Summer is here, which means it’s grilling season. And by that we mean “screwing up when you try to grill things within the backyard season.” Despite the hippie feel of eating outdoors, there’s a science to proper grilling. Disregard the science and you’re missing out on one of the best things about summer.
Trouble is, just like other kinds of science, you will find rules. Commandments, even. And to have the definitive dogma, we reached out to grill masters of all walks — including James Beard-nominated chef Greg Denton of Portland, OR’s Ox, Longhorn Steakhouse menu Executive Chef/Grill Us Hotline hero Josh Evans, catering chef Dave Coffman of Tree’s in Sherwood, OR, and a variety of dads — to figure out the ten commandments of grilling.

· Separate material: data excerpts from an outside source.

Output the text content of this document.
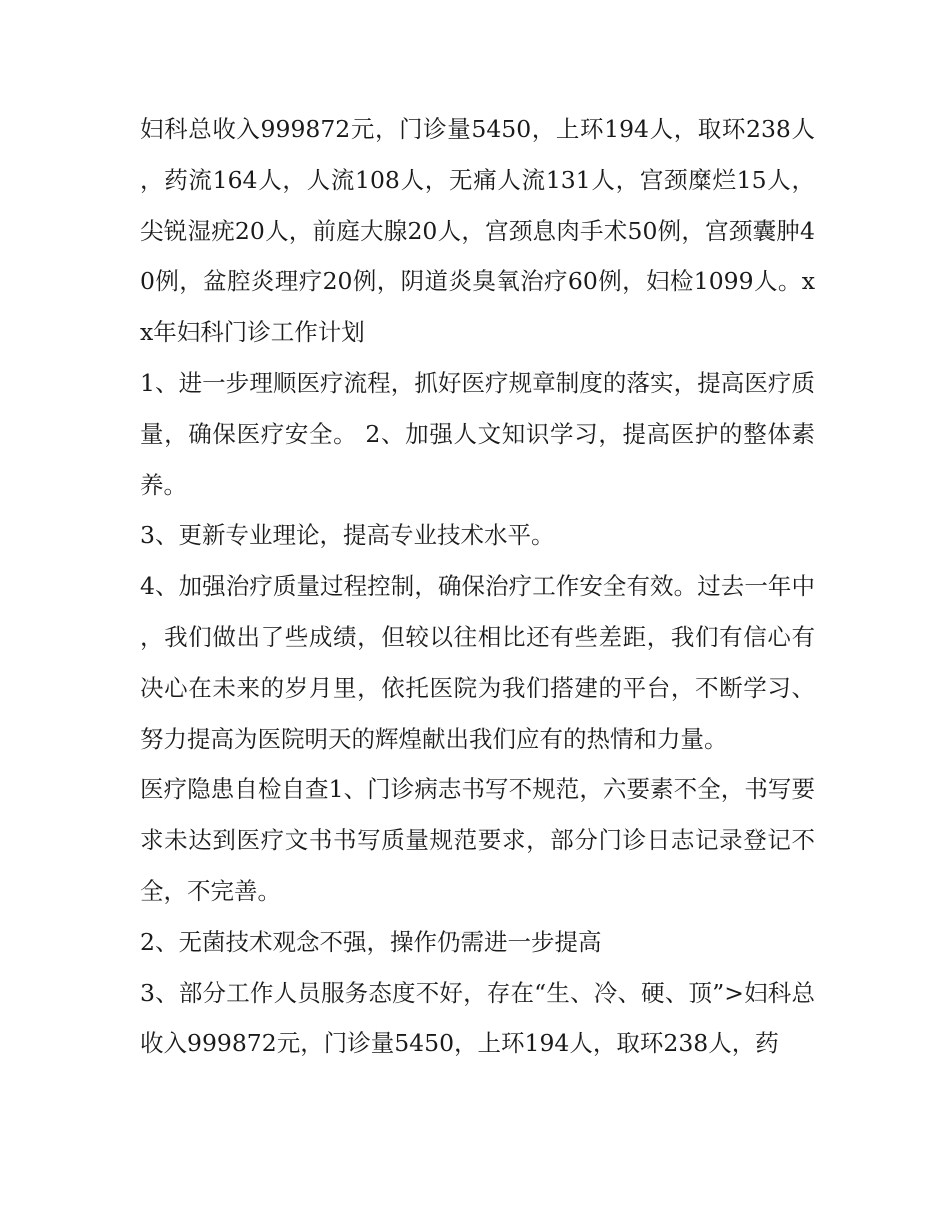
妇科总收入999872元，门诊量5450，上环194人，取环238人，药流164人，人流108人，无痛人流131人，宫颈糜烂15人，尖锐湿疣20人，前庭大腺20人，宫颈息肉手术50例，宫颈囊肿40例，盆腔炎理疗20例，阴道炎臭氧治疗60例，妇检1099人。xx年妇科门诊工作计划

1、进一步理顺医疗流程，抓好医疗规章制度的落实，提高医疗质量，确保医疗安全。 2、加强人文知识学习，提高医护的整体素养。

3、更新专业理论，提高专业技术水平。

4、加强治疗质量过程控制，确保治疗工作安全有效。过去一年中，我们做出了些成绩，但较以往相比还有些差距，我们有信心有决心在未来的岁月里，依托医院为我们搭建的平台，不断学习、努力提高为医院明天的辉煌献出我们应有的热情和力量。

医疗隐患自检自查1、门诊病志书写不规范，六要素不全，书写要求未达到医疗文书书写质量规范要求，部分门诊日志记录登记不全，不完善。

2、无菌技术观念不强，操作仍需进一步提高

3、部分工作人员服务态度不好，存在“生、冷、硬、顶”>妇科总收入999872元，门诊量5450，上环194人，取环238人，药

Thou shalt not use accelerants – Seriously, just what the hell is wrong together with you? Should you put lighter fluid on your own coals, that stuff wafts up and coats your grilled meats with just a hint of petrochemicals. The same thing goes for those match-light charcoals (that are basically regular charcoal with lighter fluid mixed in). Those same chemicals will connect to your cooking surfaces too, so the next few meals you grill may also have toxic fumes as their secret ingredient. You’re a big boy. Figure out how to begin a proper fire. Or simply use gas propane, not ‘oline.
Thou shalt establish heat zones – Bank your coals to a single side to get a charcoal grill, or use merely the side burners to get a gas grill. Do that to help you cook with indirect heat as opposed to just slapping meat along with the most popular portion of the cooker. It gives you a slower, more even cook through your meat. Once you’re ready for Advanced Grilling, you can strategically position different foods closer or farther from the zone so everything is ready at the same time.
Thou shalt not forget the veggies – Yes, grills are for steaks and hamburgers. Yes, vegetarians may be annoyingly self-righteous. No, that doesn’t mean a grilled hot pepper or beet isn’t delicious. Denton specifically recommends putting your veggies on the grill after you’ve cooked your meat. Let the coals burn down while cooking your veggies. If the outsides char, you can slice that away. Utilize them for an additional course, to munch on while you sip your beer and slap at mosquitoes.
Thou shalt use fresh meats – Slapping a frozen slab of meat on the grill creates an uneven cook: the outside chars as the inside slowly thaws. For the best results, you would like to use fresh meats that went through the grocery store to your fridge, then right to the grill. If you absolutely must use frozen, thaw them overnight in the fridge. Don’t think about cooking those suckers until these are fully thawed.
Thou shalt not mistake the purpose of marinades – The primary purpose would be to breakdown tougher meats (like flank and hanger steaks), to make them easier and a lot more pleasant to chew. If you appreciate the flavor of a marinade over a rib-eye, cook that liquid right down to a thicker sauce while your meats are cooking without it, then brush it on a minute approximately before the end.
Thou shalt always clean thy grill – Another “just what the hell is wrong along with you?” situation. A dirty grill leaves pieces of charred and carbonized last night’s meal all over this night’s dinner. That’s nasty. The optimum time to clean up your grill is after you’ve preheated it — prior to you slap down your food. The fire will cook some of the old stuff away, and heat up the Klingons so you can scrape them off easily.
Thou shalt not make use of a cold grill – If you put meat on a cold grill, it cooks to the metal using a chemical bond that’s about as tough to knock off as concrete from rebar. A hot grill, by contrast, sears your meat nicely so that it doesn’t stick. Take into account that you’re putting cold meat on that hot metal, which decreases the overall temperature because of physics. So allow it to be hotter than you believe you require it. It’ll warm up. Don’t worry.
Thou shalt become confident with people waiting their turns – The rule for meats over a grill is equivalent to the rule for slow dancing at prom: all flesh needs to be in inch or maybe more apart. If you’re observing our earlier commandment about using indirect heat (which cancels out a part of your surface for cooking), that means cooking fewer items at any given time. Your friends will have to be patient.
Thou shalt not poke your meat – You’ve heard the key of poking meat and comparing it towards the texture of your own hand to inform if it’s medium, or rare, or burnt, or whatever. The key works, but only for professionals — and ftyjtt that professionals at this particular level can tell the doneness of the steak in a pan through the sound it will make. You’re not a pro, and also you don’t wish to poison your mates. Purchase a damn meat thermometer.
Thou shalt leave the lid alone – Opening the lid of Longhorn Steakhouse menu cuts down on the temperature and slows cooking. Opening the lid of any charcoal grill adds oxygen to the fire and burns your meat. Patience, grasshopper. Utilize a timer, then open the lid to flip, then close it again until it’s near time for that cooking to be done. You don’t keep opening your oven and dic.king around using a cake or casserole. Resist the need with all the grill.